This is typically not an issue with Django, as a regular view is single-threaded by nature. Yes, there are cases where there is value to perform some degree of parallelization of processing within a view - but in my experience, it’s rare, and when I need to do it, I don’t handle it via threading. Across 12 years now of working consistently with Django, I have never encountered a problem caused by threading issues. (Race conditions are a different situation, as they can also occur within an async environment if you’re not aware of all the cases where you can yield the CPU back to the reactor.)
This is where I think many people greatly over-estimate their needs. As I wrote in one of my posts above:
Now, if your application currently deals with this level of traffic, great! I’m happy for you and can respect the fact that you actually have this need. But you’d be in an extreme minority. On the other hand, if you’re with one of those companies with a “big idea” and that you need to “plan for the future”, I maintain you’re wasting effort. (I can name very few people in the first category. I could name hundreds of people in the latter, that ended up never needing it.)

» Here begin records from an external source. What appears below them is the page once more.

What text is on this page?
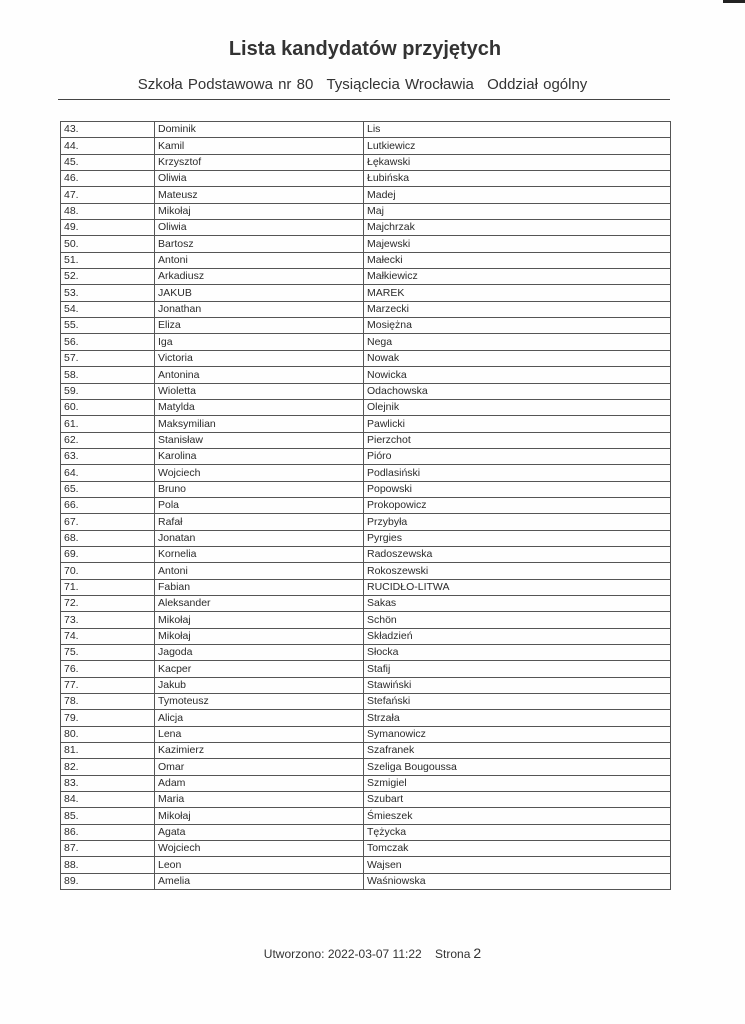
Lista kandydatów przyjętych
Szkoła Podstawowa nr 80 Tysiąclecia Wrocławia Oddział ogólny
43.	Dominik	Lis
44.	Kamil	Lutkiewicz
45.	Krzysztof	Łękawski
46.	Oliwia	Łubińska
47.	Mateusz	Madej
48.	Mikołaj	Maj
49.	Oliwia	Majchrzak
50.	Bartosz	Majewski
51.	Antoni	Małecki
52.	Arkadiusz	Małkiewicz
53.	JAKUB	MAREK
54.	Jonathan	Marzecki
55.	Eliza	Mosiężna
56.	Iga	Nega
57.	Victoria	Nowak
58.	Antonina	Nowicka
59.	Wioletta	Odachowska
60.	Matylda	Olejnik
61.	Maksymilian	Pawlicki
62.	Stanisław	Pierzchot
63.	Karolina	Pióro
64.	Wojciech	Podlasiński
65.	Bruno	Popowski
66.	Pola	Prokopowicz
67.	Rafał	Przybyła
68.	Jonatan	Pyrgies
69.	Kornelia	Radoszewska
70.	Antoni	Rokoszewski
71.	Fabian	RUCIDŁO-LITWA
72.	Aleksander	Sakas
73.	Mikołaj	Schön
74.	Mikołaj	Składzień
75.	Jagoda	Słocka
76.	Kacper	Stafij
77.	Jakub	Stawiński
78.	Tymoteusz	Stefański
79.	Alicja	Strzała
80.	Lena	Symanowicz
81.	Kazimierz	Szafranek
82.	Omar	Szeliga Bougoussa
83.	Adam	Szmigiel
84.	Maria	Szubart
85.	Mikołaj	Śmieszek
86.	Agata	Tężycka
87.	Wojciech	Tomczak
88.	Leon	Wajsen
89.	Amelia	Waśniowska
Utworzono: 2022-03-07 11:22 Strona 2
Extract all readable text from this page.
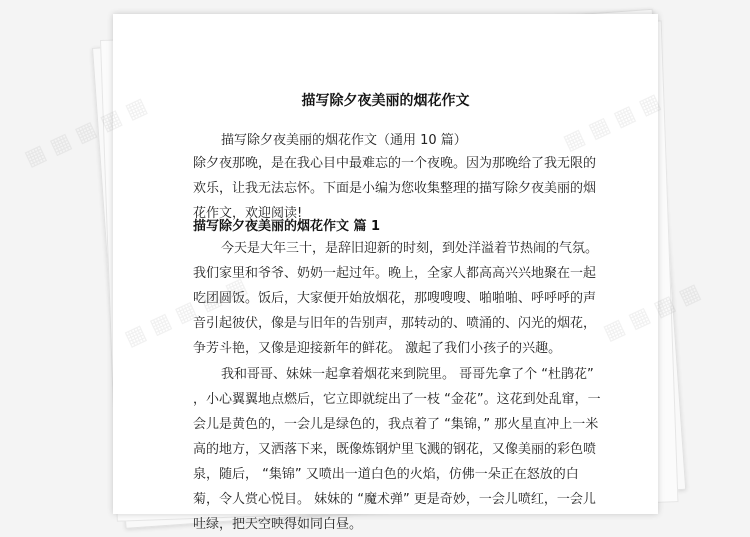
描写除夕夜美丽的烟花作文
描写除夕夜美丽的烟花作文（通用 10 篇）
除夕夜那晚，是在我心目中最难忘的一个夜晚。因为那晚给了我无限的欢乐，让我无法忘怀。下面是小编为您收集整理的描写除夕夜美丽的烟花作文，欢迎阅读!
描写除夕夜美丽的烟花作文 篇 1
今天是大年三十，是辞旧迎新的时刻，到处洋溢着节热闹的气氛。我们家里和爷爷、奶奶一起过年。晚上，全家人都高高兴兴地聚在一起吃团圆饭。饭后，大家便开始放烟花，那嗖嗖嗖、啪啪啪、呼呼呼的声音引起彼伏，像是与旧年的告别声，那转动的、喷涌的、闪光的烟花，争芳斗艳，又像是迎接新年的鲜花。 激起了我们小孩子的兴趣。
我和哥哥、妹妹一起拿着烟花来到院里。 哥哥先拿了个 “杜鹃花” ，小心翼翼地点燃后，它立即就绽出了一枝 “金花”。这花到处乱窜，一会儿是黄色的，一会儿是绿色的，我点着了 “集锦，” 那火星直冲上一米高的地方，又洒落下来，既像炼钢炉里飞溅的钢花，又像美丽的彩色喷泉，随后， “集锦” 又喷出一道白色的火焰，仿佛一朵正在怒放的白菊，令人赏心悦目。 妹妹的 “魔术弹” 更是奇妙，一会儿喷红，一会儿吐绿，把天空映得如同白昼。
▦ ▦ ▦ ▦ ▦
▦
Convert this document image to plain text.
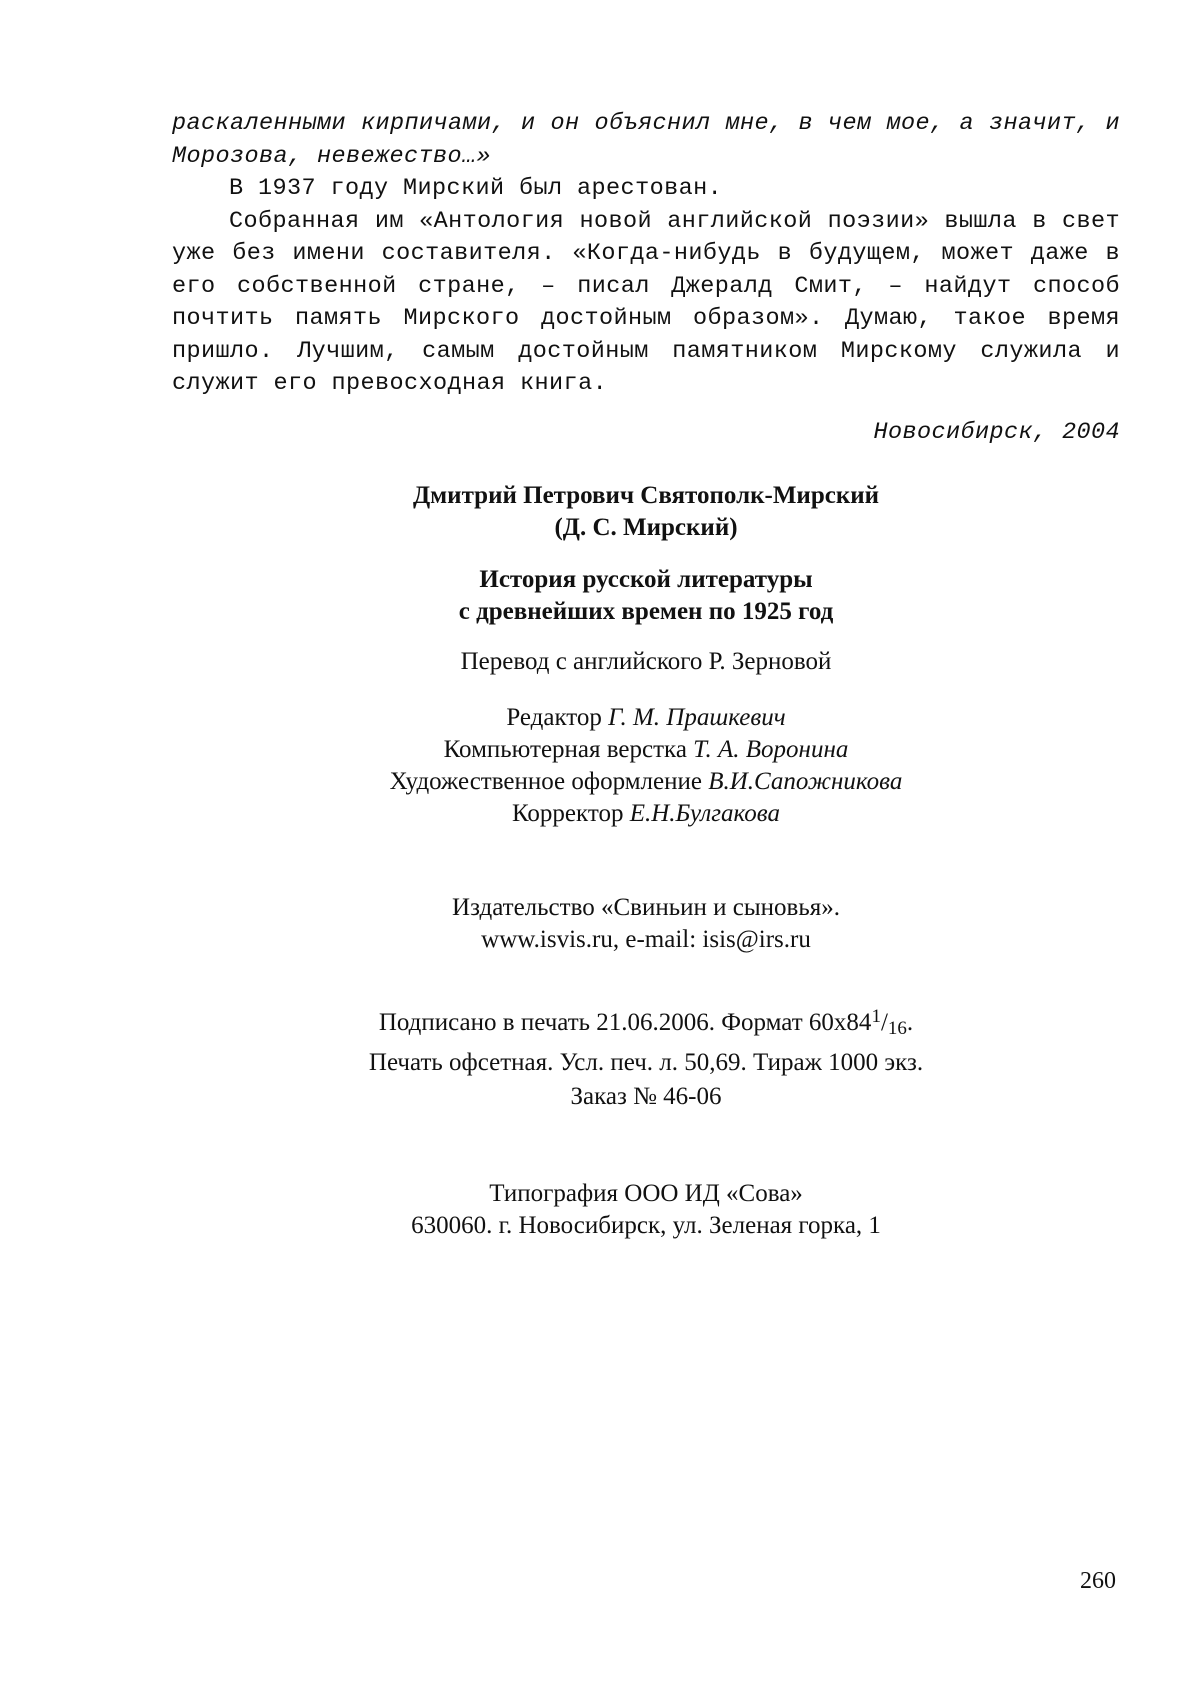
раскаленными кирпичами, и он объяснил мне, в чем мое, а значит, и Морозова, невежество…»

В 1937 году Мирский был арестован.

Собранная им «Антология новой английской поэзии» вышла в свет уже без имени составителя. «Когда-нибудь в будущем, может даже в его собственной стране, – писал Джералд Смит, – найдут способ почтить память Мирского достойным образом». Думаю, такое время пришло. Лучшим, самым достойным памятником Мирскому служила и служит его превосходная книга.

Новосибирск, 2004

Дмитрий Петрович Святополк-Мирский

(Д. С. Мирский)

История русской литературы

с древнейших времен по 1925 год

Перевод с английского Р. Зерновой

Редактор Г. М. Прашкевич

Компьютерная верстка Т. А. Воронина

Художественное оформление В.И.Сапожникова

Корректор Е.Н.Булгакова

Издательство «Свиньин и сыновья».

www.isvis.ru, e-mail: isis@irs.ru

Подписано в печать 21.06.2006. Формат $60х84^1/_{16}$.

Печать офсетная. Усл. печ. л. 50,69. Тираж 1000 экз.

Заказ № 46-06

Типография ООО ИД «Сова»

630060. г. Новосибирск, ул. Зеленая горка, 1

260
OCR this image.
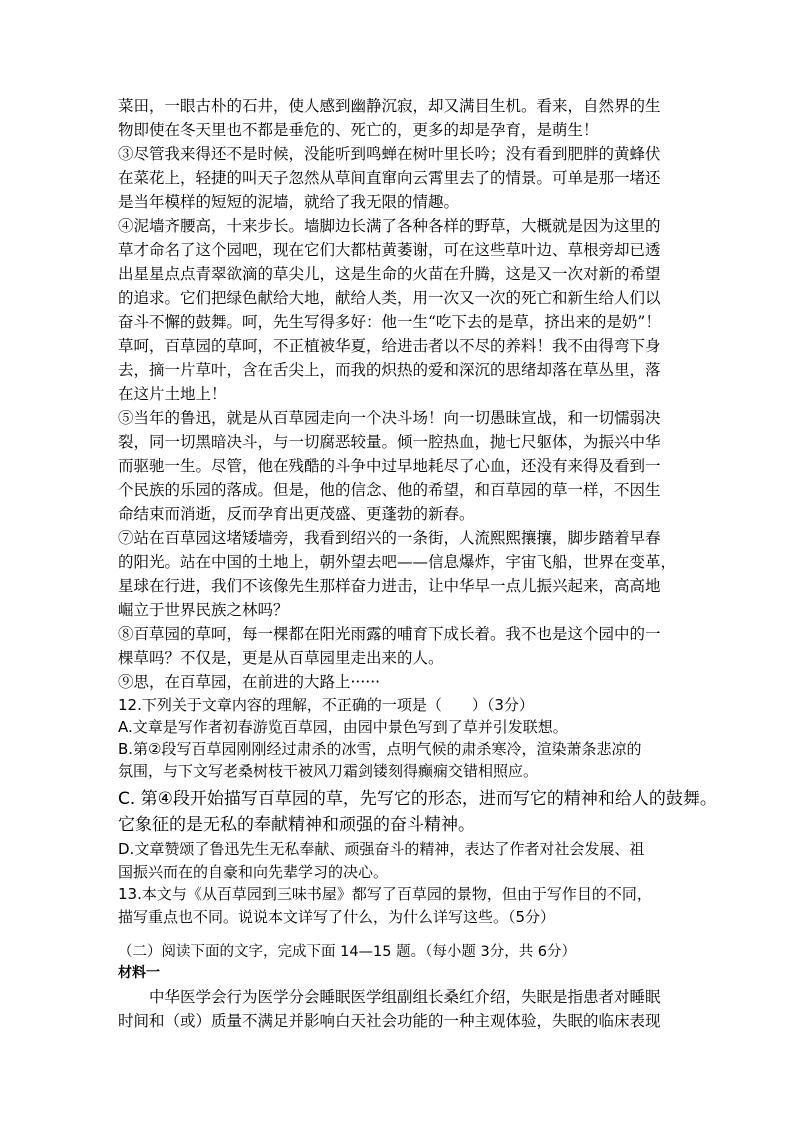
菜田，一眼古朴的石井，使人感到幽静沉寂，却又满目生机。看来，自然界的生
物即使在冬天里也不都是垂危的、死亡的，更多的却是孕育，是萌生！
③尽管我来得还不是时候，没能听到鸣蝉在树叶里长吟；没有看到肥胖的黄蜂伏
在菜花上，轻捷的叫天子忽然从草间直窜向云霄里去了的情景。可单是那一堵还
是当年模样的短短的泥墙，就给了我无限的情趣。
④泥墙齐腰高，十来步长。墙脚边长满了各种各样的野草，大概就是因为这里的
草才命名了这个园吧，现在它们大都枯黄萎谢，可在这些草叶边、草根旁却已透
出星星点点青翠欲滴的草尖儿，这是生命的火苗在升腾，这是又一次对新的希望
的追求。它们把绿色献给大地，献给人类，用一次又一次的死亡和新生给人们以
奋斗不懈的鼓舞。呵，先生写得多好：他一生“吃下去的是草，挤出来的是奶”！
草呵，百草园的草呵，不正植被华夏，给进击者以不尽的养料！我不由得弯下身
去，摘一片草叶，含在舌尖上，而我的炽热的爱和深沉的思绪却落在草丛里，落
在这片土地上！
⑤当年的鲁迅，就是从百草园走向一个决斗场！向一切愚昧宣战，和一切懦弱决
裂，同一切黑暗决斗，与一切腐恶较量。倾一腔热血，抛七尺躯体，为振兴中华
而驱驰一生。尽管，他在残酷的斗争中过早地耗尽了心血，还没有来得及看到一
个民族的乐园的落成。但是，他的信念、他的希望，和百草园的草一样，不因生
命结束而消逝，反而孕育出更茂盛、更蓬勃的新春。
⑦站在百草园这堵矮墙旁，我看到绍兴的一条街，人流熙熙攘攘，脚步踏着早春
的阳光。站在中国的土地上，朝外望去吧——信息爆炸，宇宙飞船，世界在变革，
星球在行进，我们不该像先生那样奋力进击，让中华早一点儿振兴起来，高高地
崛立于世界民族之林吗？
⑧百草园的草呵，每一棵都在阳光雨露的哺育下成长着。我不也是这个园中的一
棵草吗？不仅是，更是从百草园里走出来的人。
⑨思，在百草园，在前进的大路上······
12.下列关于文章内容的理解，不正确的一项是（　　）（3分）
A.文章是写作者初春游览百草园，由园中景色写到了草并引发联想。
B.第②段写百草园刚刚经过肃杀的冰雪，点明气候的肃杀寒冷，渲染萧条悲凉的
氛围，与下文写老桑树枝干被风刀霜剑镂刻得癫痫交错相照应。
C. 第④段开始描写百草园的草，先写它的形态，进而写它的精神和给人的鼓舞。
它象征的是无私的奉献精神和顽强的奋斗精神。
D.文章赞颂了鲁迅先生无私奉献、顽强奋斗的精神，表达了作者对社会发展、祖
国振兴而在的自豪和向先辈学习的决心。
13.本文与《从百草园到三味书屋》都写了百草园的景物，但由于写作目的不同，
描写重点也不同。说说本文详写了什么，为什么详写这些。（5分）
（二）阅读下面的文字，完成下面 14—15 题。（每小题 3分，共 6分）
材料一
　　中华医学会行为医学分会睡眠医学组副组长桑红介绍，失眠是指患者对睡眠
时间和（或）质量不满足并影响白天社会功能的一种主观体验，失眠的临床表现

Personally, if I had a “magic wand”, there wouldn’t be any attempt at integrating async within Django. Don’t get me wrong - I have always acknowledged that there is a need for an asynchronous framework - I just don’t think Django-as-is is the right “target”.
I think that if you’re looking to get the full benefits of async, it should be in a framework that is “async-to-the-core” (e.g. Twisted)
I’m sorry, I’m not sure I know which specific feature you’re asking about here.